14. Il résulte des considérants que le recours, entièrement mal fondé, doit être rejeté dans la mesure où il est recevable. Cela entraîne la confirmation de la décision de la municipalité octroyant le permis de construire, avec toutes les autorisations accessoires.
Les recourants, qui succombent, doivent payer les frais de justice (art. 49 LPA-VD). Compte tenu de l'importance et de la difficulté de la cause, le montant de l'émolument doit être fixé à 5'000 fr., comme dans l'arrêt AC.2019.0209 du 28 avril 2021. Les recourants auront en outre à verser des dépens à la Commune de Lausanne et à la constructrice, qui obtiennent gain de cause avec l'assistance d'un avocat (art. 55 LPA-VD).
Par ces motifs
la Cour de droit administratif et public
du Tribunal cantonal
arrête:
I. Le recours est rejeté.
II. La décision rendue le 20 octobre 2022 par la Municipalité de Lausanne est confirmée.
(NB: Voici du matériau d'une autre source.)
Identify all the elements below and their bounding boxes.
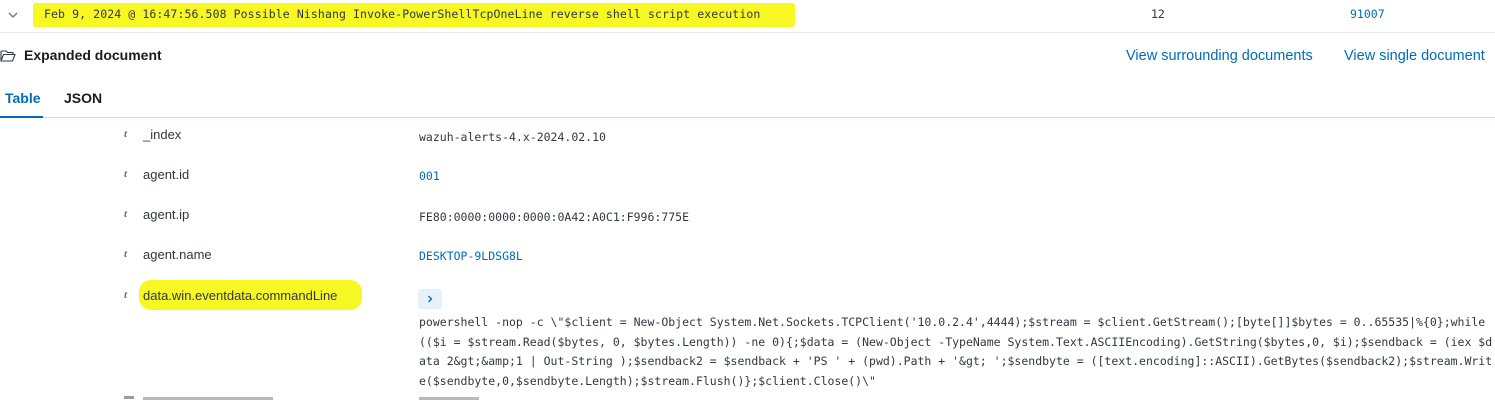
expanded-document-title: Expanded document <box>24 47 162 63</box>
field-name: _index <box>143 127 182 142</box>
folder-open-icon <box>0 49 16 63</box>
field-value-link[interactable]: 001 <box>419 169 440 183</box>
field-value <box>419 397 479 400</box>
field-name: agent.ip <box>143 207 190 222</box>
view-surrounding-documents-link[interactable]: View surrounding documents <box>1126 48 1313 64</box>
field-name: data.win.eventdata.commandLine <box>143 288 338 303</box>
string-type-icon: t <box>124 248 128 260</box>
field-value: powershell -nop -c \"$client = New-Objec… <box>419 315 1493 388</box>
tab-json[interactable]: JSON <box>64 90 102 106</box>
view-single-document-link[interactable]: View single document <box>1344 48 1485 64</box>
field-value: FE80:0000:0000:0000:0A42:A0C1:F996:775E <box>419 210 690 224</box>
field-value: wazuh-alerts-4.x-2024.02.10 <box>419 130 606 144</box>
string-type-icon: t <box>124 289 128 301</box>
field-value-link[interactable]: DESKTOP-9LDSG8L <box>419 249 523 263</box>
string-type-icon: t <box>124 128 128 140</box>
rule-id-cell[interactable]: 91007 <box>1350 7 1385 21</box>
string-type-icon <box>124 396 134 399</box>
string-type-icon: t <box>124 168 128 180</box>
chevron-down-icon[interactable] <box>6 8 20 22</box>
active-tab-indicator <box>0 116 43 118</box>
field-name: agent.id <box>143 167 190 182</box>
rule-level-cell: 12 <box>1151 7 1165 21</box>
expand-value-button[interactable] <box>418 289 442 309</box>
field-name <box>143 397 273 400</box>
tab-table[interactable]: Table <box>5 90 41 106</box>
string-type-icon: t <box>124 208 128 220</box>
chevron-right-icon <box>428 295 433 303</box>
truncated-field-row <box>0 396 1495 403</box>
tabs-divider <box>0 117 1495 118</box>
field-name: agent.name <box>143 247 212 262</box>
document-row[interactable]: Feb 9, 2024 @ 16:47:56.508 Possible Nish… <box>0 0 1495 33</box>
document-summary: Feb 9, 2024 @ 16:47:56.508 Possible Nish… <box>44 7 761 21</box>
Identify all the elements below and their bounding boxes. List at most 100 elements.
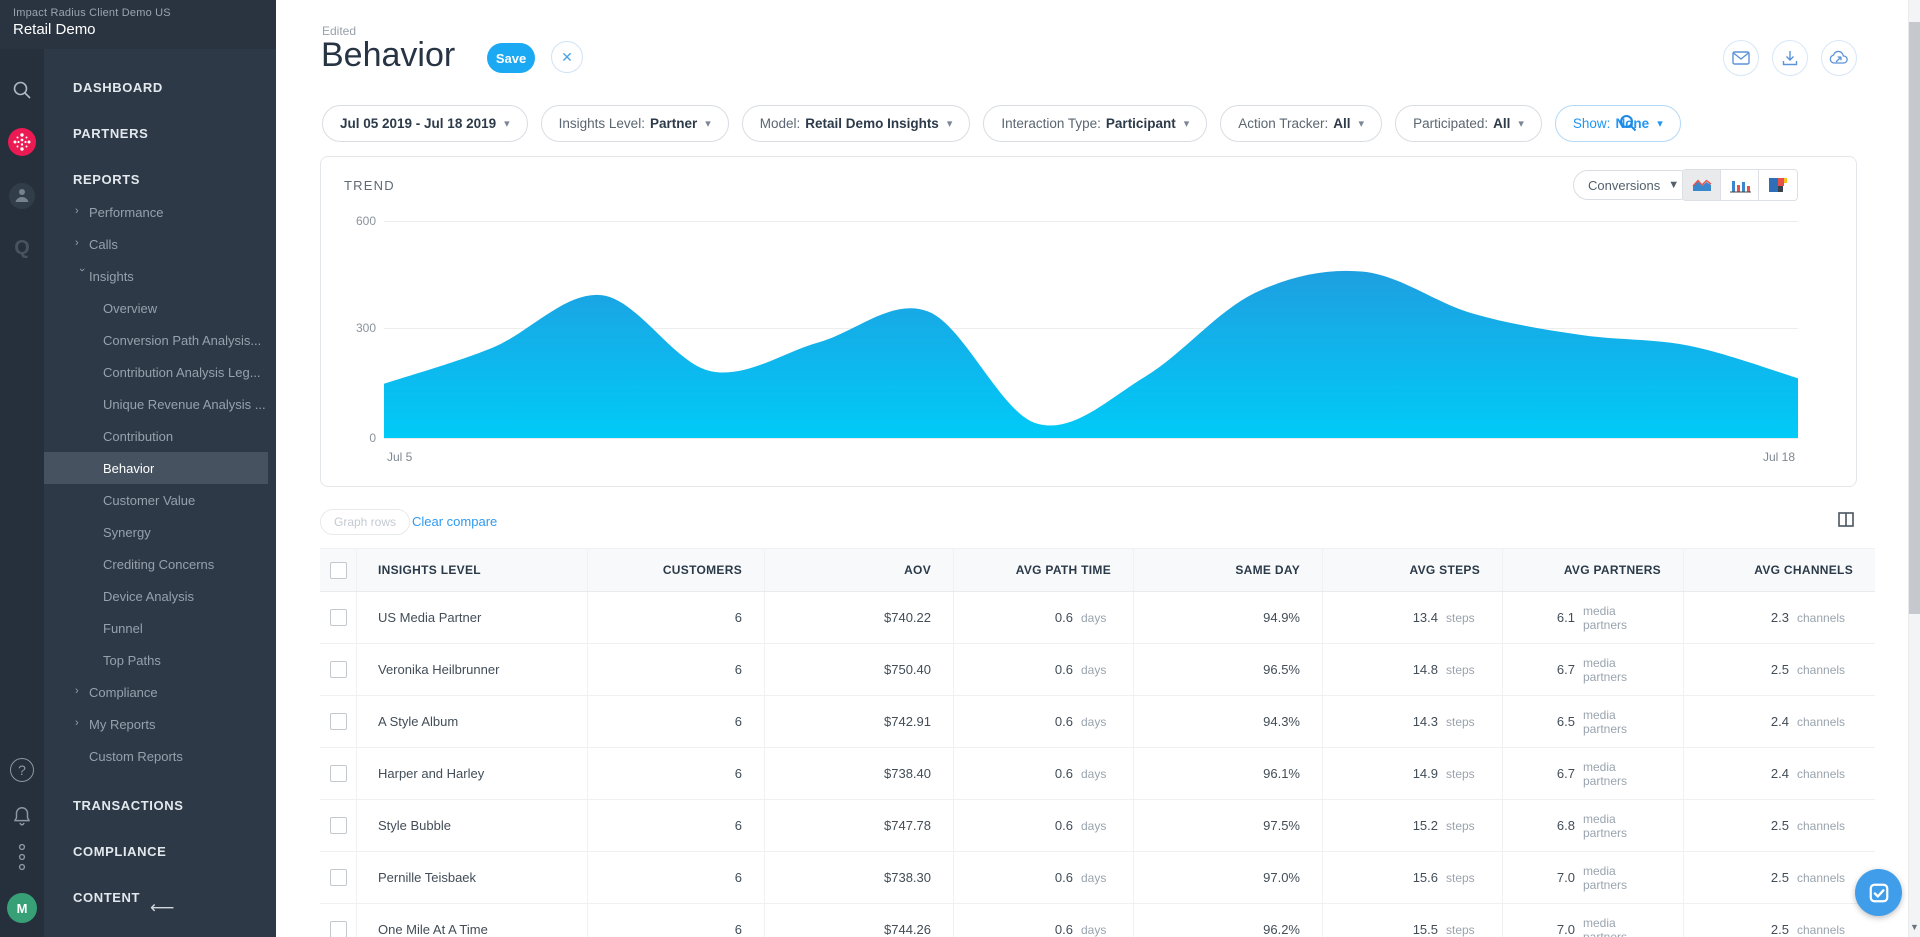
cell-unit: steps [1446,923,1480,937]
sidebar-item-contribution-analysis-leg[interactable]: Contribution Analysis Leg... [44,356,276,388]
cell-value: 14.3 [1413,714,1438,729]
graph-rows-button[interactable]: Graph rows [320,509,410,535]
cell-avg_steps: 14.3steps [1323,696,1503,747]
row-checkbox[interactable] [330,869,347,886]
cell-value: 6 [735,922,742,937]
cell-value: 0.6 [1055,818,1073,833]
sidebar-item-label: Conversion Path Analysis... [103,333,261,348]
sidebar-item-dashboard[interactable]: DASHBOARD [44,64,276,110]
cell-unit: days [1081,715,1111,729]
sidebar-item-compliance[interactable]: COMPLIANCE [44,828,276,874]
contacts-icon [8,182,36,210]
rail-search-button[interactable] [0,75,44,105]
chart-type-area[interactable] [1683,170,1721,200]
cell-value: $747.78 [884,818,931,833]
row-checkbox[interactable] [330,609,347,626]
sidebar-item-conversion-path-analysis[interactable]: Conversion Path Analysis... [44,324,276,356]
filter-participated[interactable]: Participated:All▾ [1395,105,1542,142]
sidebar-item-label: Synergy [103,525,151,540]
cell-aov: $742.91 [765,696,954,747]
filter-jul-05-2019-jul-18-2019[interactable]: Jul 05 2019 - Jul 18 2019 ▾ [322,105,528,142]
chart-type-mosaic[interactable] [1759,170,1797,200]
column-picker-button[interactable] [1838,512,1854,532]
select-all-checkbox[interactable] [330,562,347,579]
sidebar-item-behavior[interactable]: Behavior [44,452,268,484]
help-button[interactable]: ? [0,755,44,785]
filter-action-tracker[interactable]: Action Tracker:All▾ [1220,105,1382,142]
sidebar-item-device-analysis[interactable]: Device Analysis [44,580,276,612]
filter-label: Model: [760,116,801,131]
tasks-fab-button[interactable] [1855,869,1902,916]
sidebar-item-customer-value[interactable]: Customer Value [44,484,276,516]
sidebar-item-performance[interactable]: ›Performance [44,196,276,228]
discard-changes-button[interactable]: ✕ [551,41,583,73]
download-report-button[interactable] [1772,40,1808,76]
cell-value: 6.5 [1557,714,1575,729]
filter-label: Interaction Type: [1001,116,1101,131]
scrollbar-down-arrow[interactable]: ▼ [1910,922,1919,932]
cell-value: 0.6 [1055,714,1073,729]
filter-interaction-type[interactable]: Interaction Type:Participant▾ [983,105,1207,142]
scheduled-export-button[interactable] [1821,40,1857,76]
scrollbar-thumb[interactable] [1909,22,1920,614]
sidebar-item-crediting-concerns[interactable]: Crediting Concerns [44,548,276,580]
icon-rail: Q ? M [0,49,44,937]
trend-area-chart[interactable] [384,221,1798,438]
checkbox-check-icon [1868,882,1890,904]
sidebar-item-contribution[interactable]: Contribution [44,420,276,452]
filter-value: Jul 05 2019 - Jul 18 2019 [340,116,496,131]
q-app-button[interactable]: Q [0,233,44,263]
sidebar-item-label: Insights [89,269,134,284]
row-checkbox[interactable] [330,921,347,937]
cell-value: US Media Partner [378,610,481,625]
contacts-button[interactable] [0,181,44,211]
sidebar-item-insights[interactable]: ›Insights [44,260,276,292]
cloud-export-icon [1829,50,1849,66]
row-checkbox[interactable] [330,713,347,730]
sidebar-item-top-paths[interactable]: Top Paths [44,644,276,676]
table-search-button[interactable] [1609,104,1647,142]
sidebar-item-calls[interactable]: ›Calls [44,228,276,260]
workspace-name: Retail Demo [13,21,276,38]
cell-checkbox [320,748,357,799]
axis-baseline [384,438,1798,439]
cell-value: 97.5% [1263,818,1300,833]
sidebar-item-my-reports[interactable]: ›My Reports [44,708,276,740]
chevron-collapsed-icon: › [75,237,89,249]
cell-avg_path_time: 0.6 days [954,696,1134,747]
cell-customers: 6 [588,800,765,851]
sidebar-nav: DASHBOARDPARTNERSREPORTS›Performance›Cal… [44,49,276,937]
metric-dropdown[interactable]: Conversions ▼ [1573,170,1694,200]
sidebar-item-compliance[interactable]: ›Compliance [44,676,276,708]
collapse-sidebar-icon[interactable]: ⟵ [150,898,174,918]
sidebar-item-overview[interactable]: Overview [44,292,276,324]
row-checkbox[interactable] [330,817,347,834]
cell-unit: media partners [1583,864,1661,892]
impact-logo-button[interactable] [0,127,44,157]
sidebar-item-custom-reports[interactable]: Custom Reports [44,740,276,772]
cell-avg_partners: 7.0media partners [1503,904,1684,937]
notifications-button[interactable] [0,801,44,831]
filter-model[interactable]: Model:Retail Demo Insights▾ [742,105,971,142]
cell-value: 6.7 [1557,662,1575,677]
sidebar-item-transactions[interactable]: TRANSACTIONS [44,782,276,828]
sidebar-item-funnel[interactable]: Funnel [44,612,276,644]
filter-insights-level[interactable]: Insights Level:Partner▾ [541,105,729,142]
sidebar-item-synergy[interactable]: Synergy [44,516,276,548]
user-avatar[interactable]: M [0,892,44,924]
cell-unit: channels [1797,663,1853,677]
row-checkbox[interactable] [330,661,347,678]
email-report-button[interactable] [1723,40,1759,76]
cell-insights_level: Style Bubble [357,800,588,851]
avatar-initial: M [7,893,37,923]
chevron-down-icon: ▾ [504,117,510,130]
chart-type-bar[interactable] [1721,170,1759,200]
more-options-button[interactable] [0,841,44,875]
account-switcher[interactable]: Impact Radius Client Demo US Retail Demo [0,0,276,49]
clear-compare-link[interactable]: Clear compare [412,514,497,529]
row-checkbox[interactable] [330,765,347,782]
sidebar-item-partners[interactable]: PARTNERS [44,110,276,156]
save-button[interactable]: Save [487,43,535,73]
sidebar-item-label: Crediting Concerns [103,557,214,572]
sidebar-item-unique-revenue-analysis[interactable]: Unique Revenue Analysis ... [44,388,276,420]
III. Un émolument judiciaire de 5'000 (cinq mille) francs est mis à la charge des recourants A._______, B._______, C._______D._______ et E._______, solidairement entre eux.
IV. Une indemnité de 3'000 (trois mille) francs, à payer à la Commune de Lausanne, est mise à la charge des recourants A._______, B._______, C._______, D._______ et E._______, solidairement entre eux.
V. Une indemnité de 3'000 (trois mille) francs, à payer à F._______, est mise à la charge des recourants A.________, B.________, C.________, D._______ et E._______, solidairement entre eux.
Lausanne, le 22 juin 2023
Le présent arrêt est communiqué aux destinataires de l'avis d'envoi ci-joint, ainsi qu'à l'Office fédéral de l'environnement et à l'Office fédéral de la culture.
Il peut faire l'objet, dans les trente jours suivant sa notification, d'un recours au Tribunal fédéral (Tribunal fédéral suisse, 1000 Lausanne 14). Le recours en matière de droit public s'exerce aux conditions des articles 82 ss de la loi du 17 juin 2005 sur le Tribunal fédéral (LTF - RS 173.110), le recours constitutionnel subsidiaire à celles des articles 113 ss LTF. Le mémoire de recours doit être rédigé dans une langue officielle, indiquer les conclusions, les motifs et les moyens de preuve, et être signé. Les motifs doivent exposer succinctement en quoi l’acte attaqué viole le droit. Les pièces invoquées comme moyens de preuve doivent être jointes au mémoire, pour autant qu’elles soient en mains de la partie; il en va de même de la décision attaquée.